Als Antwort auf das amerikanische Subventionsprogramm „Inflation Reduction Act“ hat die EU-Kommission zuletzt ihren „Green Deal Industrial Plan“ vorgelegt, mit dem die Wettbewerbsfähigkeit der Industrie gestärkt werden soll.
Europa darf jetzt nicht den Fehler machen, die amerikanischen Subventionen mit europäischen Subventionen zu bekämpfen. Wettbewerbsfähigkeit kann man sich nur bedingt kaufen, und mangelnde Wettbewerbsfähigkeit behebt man primär nicht durch noch mehr Geld, sondern durch die richtigen Rahmenbedingungen oder die Erschließung neuer Märkte, beispielsweise durch neue Handelsabkommen. Hier muss Europa ansetzen anstatt ständig neue Entschuldigungen für die Forderung nach neuen Schuldenfonds zu finden. Europa könnte viel mehr machen, wenn es die eigenen Probleme anpackt, anstatt jedes Mal neue Geldtöpfe herbei zu diskutieren.
Das Parlament debattiert die Pläne und verabschiedet im Anschluss eine Resolution zur Wettbewerbsfähigkeit der EU.
EU-Gelder für Kailigate-NGOs
Der Korruptionsskandal rund um die Sozialdemokraten im Europäischen Parlament zieht weitere Kreise. Mittlerweile stellte sich heraus, dass eine der mutmaßlich am Korruptionsskandal beteiligten Nichtregierungsorganisation (NGO) zwischen 2015 und 2022 fast vier Millionen Euro EU-Mittel im Rahmen von vier Verträgen mit der EU-Kommission erhalten hat.
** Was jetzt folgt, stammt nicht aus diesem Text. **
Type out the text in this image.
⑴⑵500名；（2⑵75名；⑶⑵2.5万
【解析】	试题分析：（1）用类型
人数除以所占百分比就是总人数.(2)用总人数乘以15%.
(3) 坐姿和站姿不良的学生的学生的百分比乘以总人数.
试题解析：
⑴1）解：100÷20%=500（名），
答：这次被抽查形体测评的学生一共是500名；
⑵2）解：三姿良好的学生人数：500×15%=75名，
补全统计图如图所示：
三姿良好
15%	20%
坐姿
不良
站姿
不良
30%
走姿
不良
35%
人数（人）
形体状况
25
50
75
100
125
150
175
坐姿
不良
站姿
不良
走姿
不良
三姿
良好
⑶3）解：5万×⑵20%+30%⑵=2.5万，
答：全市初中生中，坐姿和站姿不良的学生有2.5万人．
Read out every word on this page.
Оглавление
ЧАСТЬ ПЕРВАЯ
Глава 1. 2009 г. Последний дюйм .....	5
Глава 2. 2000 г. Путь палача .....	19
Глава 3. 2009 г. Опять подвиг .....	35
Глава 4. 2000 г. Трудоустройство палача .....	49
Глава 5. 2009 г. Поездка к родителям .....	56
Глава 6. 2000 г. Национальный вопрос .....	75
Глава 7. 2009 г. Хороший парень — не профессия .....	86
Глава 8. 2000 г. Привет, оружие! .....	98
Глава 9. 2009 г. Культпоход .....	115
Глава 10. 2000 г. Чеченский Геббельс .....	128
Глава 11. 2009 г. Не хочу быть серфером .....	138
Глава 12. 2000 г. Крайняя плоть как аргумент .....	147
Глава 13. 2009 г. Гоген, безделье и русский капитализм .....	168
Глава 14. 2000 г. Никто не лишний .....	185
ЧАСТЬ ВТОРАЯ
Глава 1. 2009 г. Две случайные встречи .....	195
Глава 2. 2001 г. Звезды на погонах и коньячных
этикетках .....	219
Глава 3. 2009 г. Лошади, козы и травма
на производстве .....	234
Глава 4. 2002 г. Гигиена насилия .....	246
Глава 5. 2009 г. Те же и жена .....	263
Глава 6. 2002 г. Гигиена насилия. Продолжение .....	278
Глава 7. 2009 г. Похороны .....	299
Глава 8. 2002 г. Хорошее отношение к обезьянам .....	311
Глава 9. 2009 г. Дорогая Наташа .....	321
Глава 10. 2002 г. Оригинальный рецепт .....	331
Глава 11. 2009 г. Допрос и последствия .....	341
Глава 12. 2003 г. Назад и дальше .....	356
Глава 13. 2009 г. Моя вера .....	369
Bei der EU-Kommission kann erstaunlicherweise bislang jedoch niemand sagen kann, was mit dem Geld passiert ist.
Es ist ein Skandal, dass es keine Beleg- und Berichterstattungspflichten für Mittel gibt, die NGOs von der EU-Kommission und ihren Agenturen bekommen. Die EU-Kommission muss schleunigst aufklären, was mit dem Geld passiert ist. Für die Zukunft brauchen wir klare Transparenzregeln für Nichtregierungsorganisationen. Empfangene EU-Mittel müssen rückverfolgbar sein, vom direkten Empfänger bis zum letzten Begünstigten. Wenn NGOs andere NGOs finanzieren, müssen Geldgeber offengelegt werden. Und wir fordern auch, dass die Organisation von NGOs demokratischen Prinzipien genügen muss. Zu oft sind die Strukturen undurchsichtig.
Zum Hintergrund ist zu sagen, dass laut Medienberichten die NGO „No Peace Without Justice“, deren Generalsekretär einer der vier Hauptverdächtigen des Korruptionsskandals ist, zwischen 2015 und 2022 fast vier Millionen Euro aus EU-Mitteln von der EU-Kommission erhalten hat. „No Peace Without Justice“ sitzt im gleichen Gebäude wie die Organisation des Hauptbeschuldigten, dem ehemaligen sozialdemokratischen Abgeordneten Pier Antonio Panzeri, die dieser mutmaßlich ausschließlich als Geldwäschevehikel für seine korrupten Praktiken nutzte. Belege wofür die 4 Millionen Euro verwendet wurde, fehlen bislang. Das Europäische Parlament debattiert nun die Konsequenzen.